Cosmos, by Carl Sagan
The gold standard of science writing for the common person. In an easygoing, patient style, Sagan explores the biggest ideas in science with a contagious, wide-eyed wonder. If you’ve watched Sagan’s classic TV show of the same title, you will undoubtedly hear his unique voice as you read, which only adds to the experience.

Seven Brief Lessons on Physics, by Carlo Rovelli
Originally written as magazine articles aimed squarely at readers with zero scientific background, these seven essays aren’t lessons—they’re discussions. They will inspire (or reignite) a desire to understand our universe. Rovelli understands that it is that curiosity—that drive to comprehend and use knowledge for our own purposes—that makes people into scientists.

A Short History of Nearly Everything, by Bill Bryson
Bryson is a non-scientist approaching awe-inspiring scientific concepts with a layman’s perspective and a writer’s mastery of language. The end result is a book that will explain science to you in a fun, relaxed way. The sheer breadth of the material Bryson covers is stunning. Plus, it’s Bill Bryson, so you’ll be entertained as heck the entire time.

Six Easy Pieces, by Richard P. Feynman
Richard Feynman is not only one of the most famous physicists in modern history, in life he was also a popular teacher. This collection of legendary lectures Feynman gave at the California Institute of Technology changed how science was taught, and remain delightful no matter your level of scientific knowledge. They’re just fun—Feynman’s enthusiasm for knowledge shines through on every page.

The Drunken Botanist, by Amy Stewart
Sometimes the difference between mastering a concept and being bored to tears by it is context. If you enjoy an adult beverage from time to time, Stewart’s awesome book will be the easiest introduction to botany (with a dash of chemistry) you’ll ever read. She explores the plants that produce our favorite alcoholic beverages—and includes guides to growing your own to mix homegrown cocktails (otherwise known as the science of mixology).

The Accidental Universe, by Alan Lightman
Lightman is a novelist as well as a physicist, and writes with a clear-headed ease. In seven essays, he explores the impact of seven new theories or discoveries on the human condition—on philosophy, faith, and our shared understanding of the universe and how we fit into it. The end result makes the science anything but dry and dull—because Lightman connects it to the core of our existence.

Neurocomic, by Hana Ros
If you think about it, our bodies are just life support systems for our brains—the brain is where we exist, in every sense. Yet most of us understand nothing about the most complicated organ in our bodies. This book offers a lush, imaginative trip through the human brain.

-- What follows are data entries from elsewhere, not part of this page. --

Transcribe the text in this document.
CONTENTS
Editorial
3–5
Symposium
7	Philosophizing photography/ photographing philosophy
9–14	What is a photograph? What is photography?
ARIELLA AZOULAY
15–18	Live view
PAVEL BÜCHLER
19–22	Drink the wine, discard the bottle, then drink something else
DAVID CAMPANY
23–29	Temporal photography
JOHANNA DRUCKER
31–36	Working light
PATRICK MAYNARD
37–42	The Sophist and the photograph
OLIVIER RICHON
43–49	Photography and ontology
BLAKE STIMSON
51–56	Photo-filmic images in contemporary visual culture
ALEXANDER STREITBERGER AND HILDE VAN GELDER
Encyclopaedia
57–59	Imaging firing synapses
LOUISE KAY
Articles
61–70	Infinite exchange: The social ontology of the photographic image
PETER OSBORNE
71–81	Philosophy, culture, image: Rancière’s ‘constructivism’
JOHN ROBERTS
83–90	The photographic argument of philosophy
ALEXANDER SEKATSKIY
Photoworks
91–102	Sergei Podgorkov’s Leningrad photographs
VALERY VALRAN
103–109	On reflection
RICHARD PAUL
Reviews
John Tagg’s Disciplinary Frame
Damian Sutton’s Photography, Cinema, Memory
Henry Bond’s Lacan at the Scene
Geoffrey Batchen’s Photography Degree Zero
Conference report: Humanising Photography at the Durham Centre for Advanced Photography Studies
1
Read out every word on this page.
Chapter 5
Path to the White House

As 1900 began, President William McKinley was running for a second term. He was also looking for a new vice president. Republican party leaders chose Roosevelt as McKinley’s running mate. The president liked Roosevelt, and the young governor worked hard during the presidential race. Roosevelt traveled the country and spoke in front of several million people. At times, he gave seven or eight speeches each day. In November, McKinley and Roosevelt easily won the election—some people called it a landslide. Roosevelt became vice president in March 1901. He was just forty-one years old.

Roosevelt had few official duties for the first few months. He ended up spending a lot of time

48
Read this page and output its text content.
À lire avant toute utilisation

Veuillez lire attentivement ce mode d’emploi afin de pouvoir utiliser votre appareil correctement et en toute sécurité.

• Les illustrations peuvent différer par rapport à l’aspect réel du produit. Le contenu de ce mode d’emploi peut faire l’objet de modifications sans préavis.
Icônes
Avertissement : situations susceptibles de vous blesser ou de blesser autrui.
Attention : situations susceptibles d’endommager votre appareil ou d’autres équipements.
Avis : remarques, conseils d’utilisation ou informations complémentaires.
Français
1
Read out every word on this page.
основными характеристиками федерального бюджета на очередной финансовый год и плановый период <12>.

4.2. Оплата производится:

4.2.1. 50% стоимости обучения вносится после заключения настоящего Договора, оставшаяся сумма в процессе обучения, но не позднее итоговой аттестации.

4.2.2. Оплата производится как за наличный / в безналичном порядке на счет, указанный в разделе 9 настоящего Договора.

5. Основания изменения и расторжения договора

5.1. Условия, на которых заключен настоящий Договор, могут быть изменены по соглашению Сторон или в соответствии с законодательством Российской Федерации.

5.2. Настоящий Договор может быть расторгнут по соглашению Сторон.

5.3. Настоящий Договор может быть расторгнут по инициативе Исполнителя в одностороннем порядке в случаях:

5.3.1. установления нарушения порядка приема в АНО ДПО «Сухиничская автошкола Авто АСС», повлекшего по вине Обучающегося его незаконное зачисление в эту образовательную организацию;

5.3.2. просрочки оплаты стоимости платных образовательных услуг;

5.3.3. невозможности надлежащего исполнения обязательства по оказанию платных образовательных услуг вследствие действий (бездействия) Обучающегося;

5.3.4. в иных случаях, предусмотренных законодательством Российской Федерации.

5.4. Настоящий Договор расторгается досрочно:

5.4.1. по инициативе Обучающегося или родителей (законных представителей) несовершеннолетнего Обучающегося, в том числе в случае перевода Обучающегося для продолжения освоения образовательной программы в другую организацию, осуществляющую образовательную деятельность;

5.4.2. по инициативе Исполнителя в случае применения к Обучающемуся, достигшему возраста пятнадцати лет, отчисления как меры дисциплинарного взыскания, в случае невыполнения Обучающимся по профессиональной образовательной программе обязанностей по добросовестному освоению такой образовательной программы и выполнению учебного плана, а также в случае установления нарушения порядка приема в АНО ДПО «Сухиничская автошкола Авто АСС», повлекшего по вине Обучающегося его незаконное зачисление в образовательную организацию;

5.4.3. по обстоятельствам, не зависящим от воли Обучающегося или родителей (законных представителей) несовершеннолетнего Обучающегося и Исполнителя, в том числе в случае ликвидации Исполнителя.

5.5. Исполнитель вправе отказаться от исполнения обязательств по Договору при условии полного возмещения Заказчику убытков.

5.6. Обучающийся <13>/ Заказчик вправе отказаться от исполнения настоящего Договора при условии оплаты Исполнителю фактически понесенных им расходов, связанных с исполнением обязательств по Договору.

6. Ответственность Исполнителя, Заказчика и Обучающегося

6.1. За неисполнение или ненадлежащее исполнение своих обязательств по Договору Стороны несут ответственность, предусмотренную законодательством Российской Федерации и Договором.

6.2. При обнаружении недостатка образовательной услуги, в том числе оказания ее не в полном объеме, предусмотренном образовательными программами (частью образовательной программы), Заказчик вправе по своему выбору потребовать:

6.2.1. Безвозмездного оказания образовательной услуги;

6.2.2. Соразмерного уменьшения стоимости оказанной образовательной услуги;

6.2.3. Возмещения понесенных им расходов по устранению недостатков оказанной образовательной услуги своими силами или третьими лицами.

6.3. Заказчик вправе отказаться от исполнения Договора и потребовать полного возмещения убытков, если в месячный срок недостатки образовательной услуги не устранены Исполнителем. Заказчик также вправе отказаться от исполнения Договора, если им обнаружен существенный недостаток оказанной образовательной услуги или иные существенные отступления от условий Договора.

It reads like a dreamy adventure, but after you’re done you’ll know a whole lot more about how the brain works, and why we’re us.

Nothing, by New Scientist
Many aspects of the universe are defined by the lack of something as opposed to the presence of something, and you won’t realize how important understanding nothing really is until you read this collection of essays from New Scientist magazine. It offers a range of surprising perspectives on the concept, from the absence of consciousness, to the absence of matter, to how the concept of zero has evolved throughout history.

What If?: Serious Scientific Answers to Absurd Hypothetical Questions, by Randall Munroe
Written by the guy behind geeky, science-positive comic xkcd, this is the perfect book to remind you that learning can be fun. Munroe offers impeccably researched answers to the tough and bizarre questions xkcd fans have asked him. For example, can you build a jetpack using downward-firing machine guns (clearly one of the most important questions of our time)? And just what would happen if you tried to hit a baseball pitched at 90 percent the speed of light? The lively and informative text is illustrated by Munroe’s trademark stick figures.